MK Eitan Cabel (Zionist Union) said on Monday he believes that the chances of his party entering the coalition have diminished.

“I don’t know of negotiations and I hope there aren’t any. For me, there’s no door, no window and no cracks, but a cement wall separating between us and the government,” he told Haaretz.

“The issue that prevented our entry [to the coalition] with far better terms than are available today hasn’t changed: Bibi only speaks of the two-state solution and doesn’t do anything to advance it,” Cabel said, referring to Prime Minister Binyamin Netanyahu.

Cabel told Haaretz Netanyahu lacks “the courage and the ability to put it in the coalition agreement because he doesn’t have a majority to pass it in his party and in the coalition,” adding that Netanyahu was “offering words, not action.”

Coalition talks between the Zionist Union and the Likud appeared to be over when Netanyahu joined forces with Yisrael Beytenu and Avigdor Liberman, but Zionist Union leader Yitzhak Herzog hinted on Saturday that his party would reconsider joining the coalition if Netanyahu ousted the Jewish Home from the government.

The talks on a unity government with Zionist Union reportedly fizzled over Herzog’s demand for a unilateral division of Jerusalem, among other things.

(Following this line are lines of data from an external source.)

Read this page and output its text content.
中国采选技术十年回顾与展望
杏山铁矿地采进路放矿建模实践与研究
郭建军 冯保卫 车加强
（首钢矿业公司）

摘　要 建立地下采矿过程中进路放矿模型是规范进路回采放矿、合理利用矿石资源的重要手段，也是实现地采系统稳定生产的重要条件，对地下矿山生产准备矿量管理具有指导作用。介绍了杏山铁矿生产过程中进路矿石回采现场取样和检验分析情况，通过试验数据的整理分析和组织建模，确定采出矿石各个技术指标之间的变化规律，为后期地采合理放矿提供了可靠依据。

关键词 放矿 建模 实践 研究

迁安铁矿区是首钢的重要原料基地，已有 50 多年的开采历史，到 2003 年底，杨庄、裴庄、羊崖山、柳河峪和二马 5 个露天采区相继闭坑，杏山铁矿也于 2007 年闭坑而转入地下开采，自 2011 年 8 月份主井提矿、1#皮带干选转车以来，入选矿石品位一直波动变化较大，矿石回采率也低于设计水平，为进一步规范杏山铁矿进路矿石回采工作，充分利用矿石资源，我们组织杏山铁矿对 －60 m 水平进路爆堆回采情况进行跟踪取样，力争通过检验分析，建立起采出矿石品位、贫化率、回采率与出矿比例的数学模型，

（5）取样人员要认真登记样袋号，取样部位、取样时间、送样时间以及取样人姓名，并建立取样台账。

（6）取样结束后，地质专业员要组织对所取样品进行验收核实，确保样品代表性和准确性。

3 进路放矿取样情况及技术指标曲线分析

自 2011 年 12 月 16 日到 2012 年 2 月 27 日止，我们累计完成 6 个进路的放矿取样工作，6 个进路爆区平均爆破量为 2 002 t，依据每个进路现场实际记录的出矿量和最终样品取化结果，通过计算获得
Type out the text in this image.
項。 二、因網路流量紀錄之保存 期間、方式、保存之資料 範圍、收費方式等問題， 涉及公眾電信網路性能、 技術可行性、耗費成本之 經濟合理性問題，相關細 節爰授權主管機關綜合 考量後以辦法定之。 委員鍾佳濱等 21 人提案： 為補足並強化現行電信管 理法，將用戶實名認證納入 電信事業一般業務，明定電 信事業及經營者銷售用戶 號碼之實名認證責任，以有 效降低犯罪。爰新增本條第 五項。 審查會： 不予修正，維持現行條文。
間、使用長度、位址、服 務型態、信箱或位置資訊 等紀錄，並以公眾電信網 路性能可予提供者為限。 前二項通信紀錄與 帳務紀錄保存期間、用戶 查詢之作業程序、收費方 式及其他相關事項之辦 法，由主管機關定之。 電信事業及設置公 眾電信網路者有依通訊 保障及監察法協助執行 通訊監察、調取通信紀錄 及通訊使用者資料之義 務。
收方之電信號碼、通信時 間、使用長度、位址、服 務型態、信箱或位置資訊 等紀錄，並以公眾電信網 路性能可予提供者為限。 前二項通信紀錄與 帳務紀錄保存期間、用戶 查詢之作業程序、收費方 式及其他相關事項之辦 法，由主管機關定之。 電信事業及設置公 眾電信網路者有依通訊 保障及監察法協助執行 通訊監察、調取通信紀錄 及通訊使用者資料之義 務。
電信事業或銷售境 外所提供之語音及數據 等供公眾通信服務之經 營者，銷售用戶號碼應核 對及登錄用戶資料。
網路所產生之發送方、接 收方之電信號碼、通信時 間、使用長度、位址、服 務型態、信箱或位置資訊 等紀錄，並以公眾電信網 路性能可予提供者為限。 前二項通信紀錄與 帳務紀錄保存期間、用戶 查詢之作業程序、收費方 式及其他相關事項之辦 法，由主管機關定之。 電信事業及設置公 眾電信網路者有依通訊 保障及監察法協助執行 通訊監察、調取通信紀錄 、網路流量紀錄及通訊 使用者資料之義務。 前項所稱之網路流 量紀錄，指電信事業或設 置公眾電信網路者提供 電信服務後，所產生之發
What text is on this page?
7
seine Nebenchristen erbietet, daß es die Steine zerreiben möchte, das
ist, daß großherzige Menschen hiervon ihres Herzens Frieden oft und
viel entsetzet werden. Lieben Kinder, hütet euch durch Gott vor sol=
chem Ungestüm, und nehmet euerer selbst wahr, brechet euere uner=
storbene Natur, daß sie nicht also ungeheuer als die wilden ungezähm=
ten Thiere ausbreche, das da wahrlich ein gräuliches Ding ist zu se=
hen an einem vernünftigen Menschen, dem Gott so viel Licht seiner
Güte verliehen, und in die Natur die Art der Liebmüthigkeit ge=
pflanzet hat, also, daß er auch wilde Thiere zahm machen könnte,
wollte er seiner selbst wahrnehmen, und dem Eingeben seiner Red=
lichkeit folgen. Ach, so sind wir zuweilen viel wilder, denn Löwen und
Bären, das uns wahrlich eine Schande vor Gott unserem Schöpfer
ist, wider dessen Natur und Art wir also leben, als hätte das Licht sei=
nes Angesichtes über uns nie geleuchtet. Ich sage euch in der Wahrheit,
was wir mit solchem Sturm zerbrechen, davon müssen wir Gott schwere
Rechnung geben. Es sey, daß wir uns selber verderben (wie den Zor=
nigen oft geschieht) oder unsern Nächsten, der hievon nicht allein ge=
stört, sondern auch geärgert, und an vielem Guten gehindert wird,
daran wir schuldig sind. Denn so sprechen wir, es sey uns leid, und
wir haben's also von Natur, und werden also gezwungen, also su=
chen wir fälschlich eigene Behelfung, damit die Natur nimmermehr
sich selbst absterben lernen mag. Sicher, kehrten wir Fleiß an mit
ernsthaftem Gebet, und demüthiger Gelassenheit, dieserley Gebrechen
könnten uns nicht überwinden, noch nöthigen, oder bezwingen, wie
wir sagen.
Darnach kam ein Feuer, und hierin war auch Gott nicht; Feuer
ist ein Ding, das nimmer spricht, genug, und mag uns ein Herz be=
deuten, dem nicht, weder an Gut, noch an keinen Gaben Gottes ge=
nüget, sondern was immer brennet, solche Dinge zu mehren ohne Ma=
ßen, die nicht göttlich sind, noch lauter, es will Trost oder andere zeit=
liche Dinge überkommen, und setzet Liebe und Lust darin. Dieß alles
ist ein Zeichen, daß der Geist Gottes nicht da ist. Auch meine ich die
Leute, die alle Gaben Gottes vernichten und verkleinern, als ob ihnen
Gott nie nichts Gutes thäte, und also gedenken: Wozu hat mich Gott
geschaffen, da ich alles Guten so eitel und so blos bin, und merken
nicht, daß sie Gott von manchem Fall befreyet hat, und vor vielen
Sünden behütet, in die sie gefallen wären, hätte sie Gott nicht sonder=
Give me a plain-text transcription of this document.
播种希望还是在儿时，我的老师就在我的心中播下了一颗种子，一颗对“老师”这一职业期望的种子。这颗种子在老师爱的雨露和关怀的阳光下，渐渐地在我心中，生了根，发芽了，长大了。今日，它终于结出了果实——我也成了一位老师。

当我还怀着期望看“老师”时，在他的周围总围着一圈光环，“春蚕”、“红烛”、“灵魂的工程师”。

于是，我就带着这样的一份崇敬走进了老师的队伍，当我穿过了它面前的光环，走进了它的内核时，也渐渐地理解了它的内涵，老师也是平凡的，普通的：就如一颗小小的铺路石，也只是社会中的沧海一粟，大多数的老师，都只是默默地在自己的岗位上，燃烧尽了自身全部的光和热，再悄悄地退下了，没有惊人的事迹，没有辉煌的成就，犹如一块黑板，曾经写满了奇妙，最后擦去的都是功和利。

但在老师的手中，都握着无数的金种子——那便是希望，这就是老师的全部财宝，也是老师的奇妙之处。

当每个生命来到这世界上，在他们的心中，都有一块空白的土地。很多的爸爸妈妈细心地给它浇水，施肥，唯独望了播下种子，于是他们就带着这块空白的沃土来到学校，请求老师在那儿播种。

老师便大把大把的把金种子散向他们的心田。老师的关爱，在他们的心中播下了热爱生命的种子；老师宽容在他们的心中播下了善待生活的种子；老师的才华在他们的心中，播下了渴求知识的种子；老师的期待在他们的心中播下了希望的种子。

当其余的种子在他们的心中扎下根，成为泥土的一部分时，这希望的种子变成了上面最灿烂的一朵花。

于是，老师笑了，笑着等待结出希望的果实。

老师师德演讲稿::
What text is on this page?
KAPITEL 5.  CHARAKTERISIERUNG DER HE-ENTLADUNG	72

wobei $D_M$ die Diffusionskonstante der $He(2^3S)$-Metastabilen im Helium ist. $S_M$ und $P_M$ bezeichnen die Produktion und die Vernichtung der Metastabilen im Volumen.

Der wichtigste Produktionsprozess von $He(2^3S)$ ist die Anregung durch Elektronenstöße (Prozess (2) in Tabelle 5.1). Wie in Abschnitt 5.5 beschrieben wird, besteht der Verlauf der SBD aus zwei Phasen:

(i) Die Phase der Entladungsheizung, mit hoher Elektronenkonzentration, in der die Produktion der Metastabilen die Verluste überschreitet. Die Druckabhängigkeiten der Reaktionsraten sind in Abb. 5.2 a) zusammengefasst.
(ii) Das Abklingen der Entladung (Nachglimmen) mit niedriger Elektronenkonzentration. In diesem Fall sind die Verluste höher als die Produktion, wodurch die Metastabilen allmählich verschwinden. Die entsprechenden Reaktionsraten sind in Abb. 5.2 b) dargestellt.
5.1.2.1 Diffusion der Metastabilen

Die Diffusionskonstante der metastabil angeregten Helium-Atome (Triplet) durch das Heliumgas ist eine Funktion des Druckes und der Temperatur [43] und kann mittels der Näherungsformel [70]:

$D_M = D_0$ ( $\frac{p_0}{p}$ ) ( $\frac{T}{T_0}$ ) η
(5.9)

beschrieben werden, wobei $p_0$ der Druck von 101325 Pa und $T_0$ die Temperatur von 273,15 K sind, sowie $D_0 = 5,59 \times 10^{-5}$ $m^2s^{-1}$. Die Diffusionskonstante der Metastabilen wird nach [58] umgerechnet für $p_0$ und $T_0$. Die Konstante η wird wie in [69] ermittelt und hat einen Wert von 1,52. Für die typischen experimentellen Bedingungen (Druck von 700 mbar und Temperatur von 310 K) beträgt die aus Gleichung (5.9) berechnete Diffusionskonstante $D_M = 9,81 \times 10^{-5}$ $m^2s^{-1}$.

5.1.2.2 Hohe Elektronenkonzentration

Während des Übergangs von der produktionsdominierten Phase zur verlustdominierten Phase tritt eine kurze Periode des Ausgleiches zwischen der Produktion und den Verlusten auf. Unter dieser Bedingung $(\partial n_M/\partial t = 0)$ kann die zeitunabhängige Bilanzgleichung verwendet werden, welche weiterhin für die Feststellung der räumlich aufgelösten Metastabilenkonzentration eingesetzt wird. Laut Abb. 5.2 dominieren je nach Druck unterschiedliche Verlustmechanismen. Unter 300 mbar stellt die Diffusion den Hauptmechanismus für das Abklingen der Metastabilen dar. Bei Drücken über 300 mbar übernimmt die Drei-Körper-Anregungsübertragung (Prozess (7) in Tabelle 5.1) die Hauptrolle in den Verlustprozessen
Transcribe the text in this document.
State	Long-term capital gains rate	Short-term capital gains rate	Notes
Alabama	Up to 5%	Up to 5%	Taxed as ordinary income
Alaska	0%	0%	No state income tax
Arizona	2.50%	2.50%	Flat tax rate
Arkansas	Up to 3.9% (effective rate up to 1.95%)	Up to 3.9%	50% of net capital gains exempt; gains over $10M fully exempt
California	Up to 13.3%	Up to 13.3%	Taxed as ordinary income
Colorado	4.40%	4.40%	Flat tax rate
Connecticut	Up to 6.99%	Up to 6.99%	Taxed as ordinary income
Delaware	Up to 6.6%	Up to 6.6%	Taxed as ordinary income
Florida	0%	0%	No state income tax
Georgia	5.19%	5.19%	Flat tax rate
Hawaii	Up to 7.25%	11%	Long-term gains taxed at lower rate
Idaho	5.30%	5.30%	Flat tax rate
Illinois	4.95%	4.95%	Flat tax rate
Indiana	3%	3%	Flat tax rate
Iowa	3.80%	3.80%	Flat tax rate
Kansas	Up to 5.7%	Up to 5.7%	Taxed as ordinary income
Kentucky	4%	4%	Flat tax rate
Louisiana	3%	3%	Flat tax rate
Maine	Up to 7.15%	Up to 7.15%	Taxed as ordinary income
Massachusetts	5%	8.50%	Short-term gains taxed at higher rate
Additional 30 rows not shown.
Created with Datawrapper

With Yisrael Beytenu’s entry to the government Zionist Union has ratcheted up its rhetoric against the “most right-wing government ever.”

But Netanyahu last week called to expand the coalition even further during a Likud faction meeting, in an apparent overture to Herzog.

Meanwhile, Zionist Union lawmaker Itzik Shmuli also clarified that the string of declarations by Netanyahu and Defense Minister Avigdor Liberman on their support of the two-state solution and the assessments that these were meant to advance the peace process aren’t enough for his party.

“No one is going to fall off their feet by Netanyahu’s peace comments,” he told Haaretz.

“The public criticism of his latest moves is sky-high. Is that why he suddenly remembered the peace process? Everything will be judged by actions and not empty comments,” added Shmuli.

Shmuli did not rule out that the Zionist Union would support any diplomatic move toward peace from the opposition. “With all due respect to the prime minister, he earned this suspiciousness with his endless zigzagging,” he added.